Poem and a Robot, a Love Story
Experiments with form are necessary and often produce interesting visual qualities in addition to their challenge to experience an unusual poem. As with all experiments, they can produce the unexpected, and this unexpected result can either be a good or a bad thing. Joshua Bell, in his poem "Our Bed Is Also Green," has its mix of both (click here for the whole poem). Here is a sample:Please speak to me | only of the present |
or if you must | bring up the past |
bring up only that | which you and I |
don't share. I know | this is a selfish |
thing to ask. Yes, as I | have often |
remarked, shore lunch | at hanging rock |
was lovely. Your | hair and mine |
stayed put. Later on | we didn't, as we |
do now, pull it from | each other's clothes |
as if for final proof | that we've been |
sleeping with | each other. |
This double column provides a fun game for the reader in deciding how to read it, first, and then how to make sense of the form, second. For the first question, reading across columns quickly makes the most sense, though there is always the interplay and ability for double meaning because of the form. For the second question of Why? the poem's subject is the answer.

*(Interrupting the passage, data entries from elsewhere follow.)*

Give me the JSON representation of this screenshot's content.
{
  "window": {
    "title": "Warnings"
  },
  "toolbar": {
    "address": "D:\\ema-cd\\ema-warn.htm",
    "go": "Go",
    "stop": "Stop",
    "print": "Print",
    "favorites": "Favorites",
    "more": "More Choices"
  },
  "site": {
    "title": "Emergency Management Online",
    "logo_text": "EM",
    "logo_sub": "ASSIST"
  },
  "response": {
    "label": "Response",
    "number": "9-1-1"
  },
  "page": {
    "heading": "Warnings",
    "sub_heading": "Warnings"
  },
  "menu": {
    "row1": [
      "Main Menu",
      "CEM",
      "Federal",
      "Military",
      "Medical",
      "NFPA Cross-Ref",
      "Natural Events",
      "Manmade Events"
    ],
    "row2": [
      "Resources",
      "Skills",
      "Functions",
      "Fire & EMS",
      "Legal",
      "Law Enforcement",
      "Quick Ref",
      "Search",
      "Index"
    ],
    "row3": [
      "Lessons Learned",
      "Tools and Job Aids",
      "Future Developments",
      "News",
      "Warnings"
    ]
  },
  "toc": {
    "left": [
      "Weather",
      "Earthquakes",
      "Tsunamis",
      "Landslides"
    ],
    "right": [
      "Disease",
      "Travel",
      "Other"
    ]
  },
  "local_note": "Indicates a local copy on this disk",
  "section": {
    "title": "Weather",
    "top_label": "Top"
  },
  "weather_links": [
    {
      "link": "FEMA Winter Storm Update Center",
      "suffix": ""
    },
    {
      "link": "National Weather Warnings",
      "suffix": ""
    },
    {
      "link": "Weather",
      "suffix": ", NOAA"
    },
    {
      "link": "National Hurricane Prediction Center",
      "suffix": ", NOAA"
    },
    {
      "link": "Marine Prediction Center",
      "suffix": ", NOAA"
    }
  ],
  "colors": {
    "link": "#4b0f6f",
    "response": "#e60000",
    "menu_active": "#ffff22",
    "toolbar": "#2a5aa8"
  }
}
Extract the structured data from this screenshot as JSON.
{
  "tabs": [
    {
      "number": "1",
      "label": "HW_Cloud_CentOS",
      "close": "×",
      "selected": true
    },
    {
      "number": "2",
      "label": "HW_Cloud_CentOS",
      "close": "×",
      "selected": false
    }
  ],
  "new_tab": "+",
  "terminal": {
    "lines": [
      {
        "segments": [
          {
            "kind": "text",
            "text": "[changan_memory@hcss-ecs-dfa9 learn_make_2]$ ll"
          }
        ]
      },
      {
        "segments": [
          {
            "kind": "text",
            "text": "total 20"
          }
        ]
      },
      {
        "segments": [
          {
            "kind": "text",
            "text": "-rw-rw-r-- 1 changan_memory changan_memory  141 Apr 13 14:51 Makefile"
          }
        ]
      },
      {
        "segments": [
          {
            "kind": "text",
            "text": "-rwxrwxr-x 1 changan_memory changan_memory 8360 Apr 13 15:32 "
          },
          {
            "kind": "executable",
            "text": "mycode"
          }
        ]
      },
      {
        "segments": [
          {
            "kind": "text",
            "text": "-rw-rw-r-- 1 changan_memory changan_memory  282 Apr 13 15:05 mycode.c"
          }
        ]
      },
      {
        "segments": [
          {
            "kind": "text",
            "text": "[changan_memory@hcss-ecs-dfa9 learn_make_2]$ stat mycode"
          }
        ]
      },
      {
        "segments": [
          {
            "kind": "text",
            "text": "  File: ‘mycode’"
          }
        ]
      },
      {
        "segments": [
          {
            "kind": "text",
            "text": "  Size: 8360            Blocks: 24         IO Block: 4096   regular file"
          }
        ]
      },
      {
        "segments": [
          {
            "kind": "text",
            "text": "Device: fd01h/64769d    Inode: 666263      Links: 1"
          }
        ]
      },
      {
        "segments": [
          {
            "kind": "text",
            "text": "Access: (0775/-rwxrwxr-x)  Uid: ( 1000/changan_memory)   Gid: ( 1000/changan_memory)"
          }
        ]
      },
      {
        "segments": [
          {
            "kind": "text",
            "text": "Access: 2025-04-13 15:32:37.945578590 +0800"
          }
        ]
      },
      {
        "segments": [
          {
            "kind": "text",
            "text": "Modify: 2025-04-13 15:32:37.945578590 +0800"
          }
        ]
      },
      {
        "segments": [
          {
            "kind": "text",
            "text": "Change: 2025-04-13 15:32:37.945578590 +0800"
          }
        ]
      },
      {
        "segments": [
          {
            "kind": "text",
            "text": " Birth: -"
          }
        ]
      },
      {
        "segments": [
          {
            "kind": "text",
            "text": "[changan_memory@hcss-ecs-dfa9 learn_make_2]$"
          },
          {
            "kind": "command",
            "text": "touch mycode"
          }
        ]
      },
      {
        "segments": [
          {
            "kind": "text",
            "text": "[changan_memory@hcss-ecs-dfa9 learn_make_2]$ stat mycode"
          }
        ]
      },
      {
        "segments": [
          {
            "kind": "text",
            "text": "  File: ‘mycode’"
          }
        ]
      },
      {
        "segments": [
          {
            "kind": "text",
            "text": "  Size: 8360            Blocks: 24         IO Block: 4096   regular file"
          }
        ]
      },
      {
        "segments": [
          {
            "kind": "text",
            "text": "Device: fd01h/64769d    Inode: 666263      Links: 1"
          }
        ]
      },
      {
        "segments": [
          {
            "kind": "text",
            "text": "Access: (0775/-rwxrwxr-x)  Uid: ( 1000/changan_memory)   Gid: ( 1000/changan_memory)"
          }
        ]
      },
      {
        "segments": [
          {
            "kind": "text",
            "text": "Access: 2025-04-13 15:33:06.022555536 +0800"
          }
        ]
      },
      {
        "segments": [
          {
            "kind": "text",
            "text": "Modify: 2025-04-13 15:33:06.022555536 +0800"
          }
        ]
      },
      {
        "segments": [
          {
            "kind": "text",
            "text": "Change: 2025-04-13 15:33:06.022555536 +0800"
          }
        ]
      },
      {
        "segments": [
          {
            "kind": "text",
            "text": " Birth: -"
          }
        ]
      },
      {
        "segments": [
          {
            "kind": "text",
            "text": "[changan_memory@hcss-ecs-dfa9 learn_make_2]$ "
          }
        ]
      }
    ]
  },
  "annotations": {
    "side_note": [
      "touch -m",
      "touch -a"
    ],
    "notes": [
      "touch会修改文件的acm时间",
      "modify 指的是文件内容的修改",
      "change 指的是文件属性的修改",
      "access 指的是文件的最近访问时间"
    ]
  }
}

The poem concerns the "I" and the "you" and their romantic relationship. In this opening, we have the speaker pleading with the "you" as the dive into memory takes shape, continuing onward for four more equal length parts that make up one (two?) stanza(s).

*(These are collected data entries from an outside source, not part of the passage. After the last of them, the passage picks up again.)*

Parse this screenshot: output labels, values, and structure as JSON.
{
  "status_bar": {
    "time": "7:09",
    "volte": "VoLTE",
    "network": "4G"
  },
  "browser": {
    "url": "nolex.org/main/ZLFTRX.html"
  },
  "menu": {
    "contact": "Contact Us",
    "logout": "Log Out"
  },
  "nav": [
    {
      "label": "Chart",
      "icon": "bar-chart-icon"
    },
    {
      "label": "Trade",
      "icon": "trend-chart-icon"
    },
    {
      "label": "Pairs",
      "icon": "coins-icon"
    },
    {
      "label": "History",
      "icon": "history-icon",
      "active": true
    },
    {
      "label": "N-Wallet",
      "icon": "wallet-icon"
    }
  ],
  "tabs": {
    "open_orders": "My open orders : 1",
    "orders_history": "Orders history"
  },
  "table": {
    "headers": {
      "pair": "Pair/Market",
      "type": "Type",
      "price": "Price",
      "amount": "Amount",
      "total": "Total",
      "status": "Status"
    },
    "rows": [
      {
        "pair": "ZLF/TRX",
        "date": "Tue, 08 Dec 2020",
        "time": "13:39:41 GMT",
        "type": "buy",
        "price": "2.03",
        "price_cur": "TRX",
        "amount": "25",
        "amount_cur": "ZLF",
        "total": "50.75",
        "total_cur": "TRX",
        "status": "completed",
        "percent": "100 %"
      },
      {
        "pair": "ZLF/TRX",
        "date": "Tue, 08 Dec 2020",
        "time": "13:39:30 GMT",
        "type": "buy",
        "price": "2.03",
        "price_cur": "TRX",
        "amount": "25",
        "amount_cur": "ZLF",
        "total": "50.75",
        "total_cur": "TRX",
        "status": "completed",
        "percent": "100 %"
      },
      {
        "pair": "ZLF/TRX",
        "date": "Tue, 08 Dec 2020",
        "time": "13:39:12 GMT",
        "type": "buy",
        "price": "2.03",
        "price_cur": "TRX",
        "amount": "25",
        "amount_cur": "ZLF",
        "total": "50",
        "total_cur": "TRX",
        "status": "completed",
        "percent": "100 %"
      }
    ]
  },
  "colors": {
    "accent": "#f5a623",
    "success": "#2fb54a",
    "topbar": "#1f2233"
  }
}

Bell's choice of form does well to make the poem visually engaging, but when it comes to sound, how the poem actually resonates in my head when I read it, the effect reminds me of phrases fed into an all-too-ready-to-speak robot: the result is jarring by both removing me emotionally and not fitting perfectly with the poem's content. Here is another section that I challenge you to read out loud:
we scrape across | with paddles toward |
the weedtops, | sticking up, like alien |
flags, above | the invisible |
settlements, the castle | you've dropped |
your hooks | inside of. I love |
how destructive | you are with the fishes, |
so go ahead | and bring your war |
against them, Ramona, | against the duck, |
against time, | against any things |
that swim. Our fiber- | glass canoe is of |
"[H]ow destructive you are with the fishes" is an interesting line that lends credibility to the poem's form, along with lines like "as if we were / two people." So the next question, what comes first, form or sound? Often the advice form follows content, or form creates content, or form and content in other combinations is proclaimed, but what about the sonic qualities at stake in a poem because of the form that is so intricately connected to content? Doesn't rhythm influence a poem's overall value in a way equal or greater to form? Rhythm that matches the poem's content?

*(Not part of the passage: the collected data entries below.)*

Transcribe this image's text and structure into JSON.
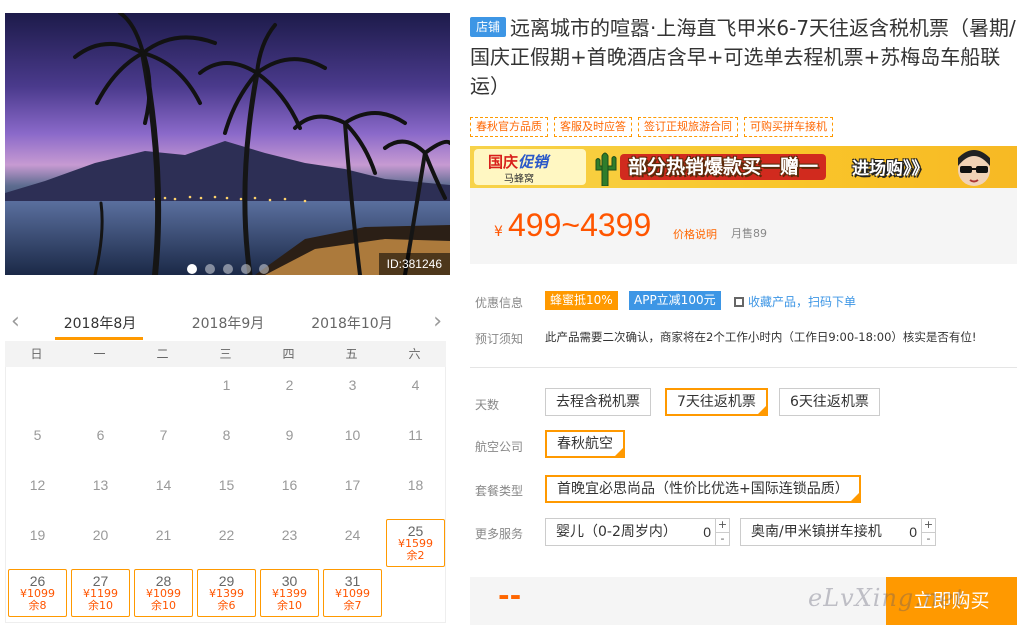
{
  "hero": {
    "id_label": "ID:381246",
    "slide_count": 5,
    "active_slide": 0
  },
  "calendar": {
    "prev_icon": "chevron-left",
    "next_icon": "chevron-right",
    "months": [
      "2018年8月",
      "2018年9月",
      "2018年10月"
    ],
    "active_month": 0,
    "weekdays": [
      "日",
      "一",
      "二",
      "三",
      "四",
      "五",
      "六"
    ],
    "days": [
      {
        "d": "1",
        "col": 3,
        "row": 0
      },
      {
        "d": "2",
        "col": 4,
        "row": 0
      },
      {
        "d": "3",
        "col": 5,
        "row": 0
      },
      {
        "d": "4",
        "col": 6,
        "row": 0
      },
      {
        "d": "5",
        "col": 0,
        "row": 1
      },
      {
        "d": "6",
        "col": 1,
        "row": 1
      },
      {
        "d": "7",
        "col": 2,
        "row": 1
      },
      {
        "d": "8",
        "col": 3,
        "row": 1
      },
      {
        "d": "9",
        "col": 4,
        "row": 1
      },
      {
        "d": "10",
        "col": 5,
        "row": 1
      },
      {
        "d": "11",
        "col": 6,
        "row": 1
      },
      {
        "d": "12",
        "col": 0,
        "row": 2
      },
      {
        "d": "13",
        "col": 1,
        "row": 2
      },
      {
        "d": "14",
        "col": 2,
        "row": 2
      },
      {
        "d": "15",
        "col": 3,
        "row": 2
      },
      {
        "d": "16",
        "col": 4,
        "row": 2
      },
      {
        "d": "17",
        "col": 5,
        "row": 2
      },
      {
        "d": "18",
        "col": 6,
        "row": 2
      },
      {
        "d": "19",
        "col": 0,
        "row": 3
      },
      {
        "d": "20",
        "col": 1,
        "row": 3
      },
      {
        "d": "21",
        "col": 2,
        "row": 3
      },
      {
        "d": "22",
        "col": 3,
        "row": 3
      },
      {
        "d": "23",
        "col": 4,
        "row": 3
      },
      {
        "d": "24",
        "col": 5,
        "row": 3
      },
      {
        "d": "25",
        "col": 6,
        "row": 3,
        "price": "¥1599",
        "left": "余2"
      },
      {
        "d": "26",
        "col": 0,
        "row": 4,
        "price": "¥1099",
        "left": "余8"
      },
      {
        "d": "27",
        "col": 1,
        "row": 4,
        "price": "¥1199",
        "left": "余10"
      },
      {
        "d": "28",
        "col": 2,
        "row": 4,
        "price": "¥1099",
        "left": "余10"
      },
      {
        "d": "29",
        "col": 3,
        "row": 4,
        "price": "¥1399",
        "left": "余6"
      },
      {
        "d": "30",
        "col": 4,
        "row": 4,
        "price": "¥1399",
        "left": "余10"
      },
      {
        "d": "31",
        "col": 5,
        "row": 4,
        "price": "¥1099",
        "left": "余7"
      }
    ]
  },
  "product": {
    "shop_badge": "店铺",
    "title": "远离城市的喧嚣·上海直飞甲米6-7天往返含税机票（暑期/国庆正假期+首晚酒店含早+可选单去程机票+苏梅岛车船联运）",
    "tags": [
      "春秋官方品质",
      "客服及时应答",
      "签订正规旅游合同",
      "可购买拼车接机"
    ]
  },
  "promo": {
    "logo_a": "国庆",
    "logo_b": "促销",
    "logo_sub": "马蜂窝",
    "headline": "部分热销爆款买一赠一",
    "enter": "进场购》》"
  },
  "price": {
    "currency": "¥",
    "range": "499~4399",
    "note": "价格说明",
    "sold": "月售89"
  },
  "offers": {
    "label": "优惠信息",
    "badge_orange": "蜂蜜抵10%",
    "badge_blue": "APP立减100元",
    "fav": "收藏产品，扫码下单",
    "fav_icon": "qr-code"
  },
  "booking": {
    "label": "预订须知",
    "notice": "此产品需要二次确认，商家将在2个工作小时内（工作日9:00-18:00）核实是否有位!"
  },
  "options": {
    "days_label": "天数",
    "days": [
      "去程含税机票",
      "7天往返机票",
      "6天往返机票"
    ],
    "days_selected": 1,
    "airline_label": "航空公司",
    "airline": "春秋航空",
    "package_label": "套餐类型",
    "package": "首晚宜必思尚品（性价比优选+国际连锁品质）",
    "more_label": "更多服务",
    "infant": "婴儿（0-2周岁内）",
    "infant_qty": "0",
    "pickup": "奥南/甲米镇拼车接机",
    "pickup_qty": "0",
    "plus": "+",
    "minus": "-"
  },
  "buy": {
    "total": "--",
    "button": "立即购买"
  },
  "watermark": "eLvXing.net",
  "colors": {
    "accent": "#ff9900",
    "price": "#ff5500",
    "blue": "#3d96e5"
  }
}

The argument for this specific poem that the detached tone that comes from this robot-like phrasing matches the detached tone of the speaker does not work for me, because the speaker seems very attached: they have written the poem because of this attachment to the "you."
Experimentation produces unpredictable results. In this poem, the negative result was a sacrifice in sound, a quality so crucial to poetry's differentiation from prose. The positive result, is, well, I'm not sure now (I was going to say interesting line breaks).
"Our Bed Is Also Green" is a reminder of how difficult writing in unusual or nonstandard forms can be in poetry, as in all genres that balance so many elements at once.